Forced team sports and assessments in front of the other kids are seriously brutal and humiliating sometimes for kids who aren't athletic. Speaking as someone who sucks at team sports, I remember many miserable PE lessons spent getting yelled at for an hour by my teammates for missing a ball or whatever. There were only two units in the whole year that weren't dreadful- swimming and distance running- because people actually wanted me on their teams/I was better at those things than a lot of the class. The rest of the year was spent basically having a panic attack before every gym lesson because I knew it was going to suck. Kids can be pretty awful. Hell, so can some gym teachers, though luckily mine were always great. Honestly, I know some people think it's important to measure fitness, but as someone else mentioned it's often very very demoralizing. I think typical gym classes just teach kids to hate exercise and sports.
In my last years of high school we had a bunch of different options for sports in gym, so we could pick something that we actually enjoyed.

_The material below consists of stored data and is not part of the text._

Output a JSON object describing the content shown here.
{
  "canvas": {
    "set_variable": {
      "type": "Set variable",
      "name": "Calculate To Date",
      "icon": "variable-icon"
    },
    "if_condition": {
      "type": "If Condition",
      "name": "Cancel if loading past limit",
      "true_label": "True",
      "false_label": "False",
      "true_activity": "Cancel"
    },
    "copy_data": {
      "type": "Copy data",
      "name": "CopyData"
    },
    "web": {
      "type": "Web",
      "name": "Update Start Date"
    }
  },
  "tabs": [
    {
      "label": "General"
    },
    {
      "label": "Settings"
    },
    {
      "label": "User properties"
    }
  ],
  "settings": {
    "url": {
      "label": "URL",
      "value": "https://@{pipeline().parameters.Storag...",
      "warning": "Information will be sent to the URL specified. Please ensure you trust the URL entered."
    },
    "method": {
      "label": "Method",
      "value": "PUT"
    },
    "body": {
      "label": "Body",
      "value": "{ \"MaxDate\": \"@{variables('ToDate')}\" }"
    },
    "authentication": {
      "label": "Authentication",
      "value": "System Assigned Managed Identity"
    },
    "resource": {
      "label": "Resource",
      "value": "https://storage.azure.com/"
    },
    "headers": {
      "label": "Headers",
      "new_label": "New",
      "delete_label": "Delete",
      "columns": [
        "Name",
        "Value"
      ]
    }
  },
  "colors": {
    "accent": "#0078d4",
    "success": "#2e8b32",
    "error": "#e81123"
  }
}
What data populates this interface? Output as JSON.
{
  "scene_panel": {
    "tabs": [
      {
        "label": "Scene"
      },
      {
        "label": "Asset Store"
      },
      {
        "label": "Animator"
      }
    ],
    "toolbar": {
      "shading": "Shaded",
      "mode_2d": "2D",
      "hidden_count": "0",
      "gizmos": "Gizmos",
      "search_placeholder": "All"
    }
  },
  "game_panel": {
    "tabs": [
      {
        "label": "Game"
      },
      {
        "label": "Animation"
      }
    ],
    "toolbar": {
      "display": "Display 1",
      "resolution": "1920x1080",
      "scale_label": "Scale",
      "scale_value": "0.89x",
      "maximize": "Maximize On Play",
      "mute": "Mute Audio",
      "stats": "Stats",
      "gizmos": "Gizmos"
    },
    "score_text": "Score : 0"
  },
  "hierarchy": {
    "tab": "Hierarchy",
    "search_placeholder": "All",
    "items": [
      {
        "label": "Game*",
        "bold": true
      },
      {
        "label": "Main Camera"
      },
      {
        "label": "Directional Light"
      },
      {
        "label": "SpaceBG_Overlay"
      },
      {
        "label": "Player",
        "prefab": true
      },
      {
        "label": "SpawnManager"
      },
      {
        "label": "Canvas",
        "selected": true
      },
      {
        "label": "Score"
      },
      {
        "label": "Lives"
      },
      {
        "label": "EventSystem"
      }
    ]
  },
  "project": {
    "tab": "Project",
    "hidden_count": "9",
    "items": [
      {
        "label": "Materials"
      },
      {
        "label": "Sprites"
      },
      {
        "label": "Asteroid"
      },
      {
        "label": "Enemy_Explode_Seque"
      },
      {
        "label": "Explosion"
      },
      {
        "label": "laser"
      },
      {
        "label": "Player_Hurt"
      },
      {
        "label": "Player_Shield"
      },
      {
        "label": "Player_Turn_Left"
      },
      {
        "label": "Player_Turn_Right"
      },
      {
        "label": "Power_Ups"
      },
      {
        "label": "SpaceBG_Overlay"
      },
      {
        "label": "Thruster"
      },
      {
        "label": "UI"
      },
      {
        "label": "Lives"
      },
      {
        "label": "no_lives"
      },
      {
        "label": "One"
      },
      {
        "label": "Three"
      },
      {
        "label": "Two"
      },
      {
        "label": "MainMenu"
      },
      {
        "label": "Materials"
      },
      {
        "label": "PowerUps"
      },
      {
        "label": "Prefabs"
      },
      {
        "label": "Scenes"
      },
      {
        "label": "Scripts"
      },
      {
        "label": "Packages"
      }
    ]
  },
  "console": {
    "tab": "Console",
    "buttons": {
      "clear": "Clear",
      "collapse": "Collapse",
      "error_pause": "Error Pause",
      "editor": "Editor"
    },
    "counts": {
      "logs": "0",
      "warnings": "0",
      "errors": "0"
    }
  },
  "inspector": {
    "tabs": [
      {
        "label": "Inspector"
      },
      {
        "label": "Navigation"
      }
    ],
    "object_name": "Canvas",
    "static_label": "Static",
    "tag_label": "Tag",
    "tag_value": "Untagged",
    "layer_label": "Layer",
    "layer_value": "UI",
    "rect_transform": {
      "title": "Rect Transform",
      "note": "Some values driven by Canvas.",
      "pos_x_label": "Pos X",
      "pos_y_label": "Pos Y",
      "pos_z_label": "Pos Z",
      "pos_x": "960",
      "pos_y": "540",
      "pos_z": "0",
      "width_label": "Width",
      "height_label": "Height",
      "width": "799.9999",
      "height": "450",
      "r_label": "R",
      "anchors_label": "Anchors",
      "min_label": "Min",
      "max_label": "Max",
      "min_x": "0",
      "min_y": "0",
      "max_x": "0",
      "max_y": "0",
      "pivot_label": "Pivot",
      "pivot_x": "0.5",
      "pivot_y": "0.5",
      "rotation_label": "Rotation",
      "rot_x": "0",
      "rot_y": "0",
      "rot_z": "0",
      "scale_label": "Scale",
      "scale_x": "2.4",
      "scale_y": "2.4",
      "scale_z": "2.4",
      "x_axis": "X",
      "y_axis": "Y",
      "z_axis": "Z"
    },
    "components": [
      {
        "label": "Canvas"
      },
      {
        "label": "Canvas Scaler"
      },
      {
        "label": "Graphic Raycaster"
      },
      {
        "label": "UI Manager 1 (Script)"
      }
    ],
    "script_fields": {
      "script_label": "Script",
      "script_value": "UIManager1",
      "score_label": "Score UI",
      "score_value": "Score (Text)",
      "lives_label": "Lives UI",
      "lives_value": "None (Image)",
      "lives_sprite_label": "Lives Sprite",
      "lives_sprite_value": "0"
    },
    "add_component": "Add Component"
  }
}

There was even stuff like yoga, dance, we could go for a run alone, lift weights, etc. But I'm not sure how that would work in elementary school, with the large class sizes, need for more supervision than 16/17 year olds, and limited teaching staff.
In elementary school I had a teacher who would take us down to the gym each morning before classes to do basic calisthenics, play tag, stretch, and just run around and burn off energy before sitting down all day. Totally non-competitive and she didn't single anyone out for not being very good at something or call out scores in front of the class (she would keep a private record of how many sit-ups etc we could do, but that was just for our individual benefit). She was totally chill about everything, and told us that the main thing was just to get moving. It was the best part of the school day, usually. Something like that would be awesome. Not sure how feasible it would be for a lot of schools though.
Edit: Christ, sorry for writing a novel. I'll do anything to avoid studying for organic chem, evidently.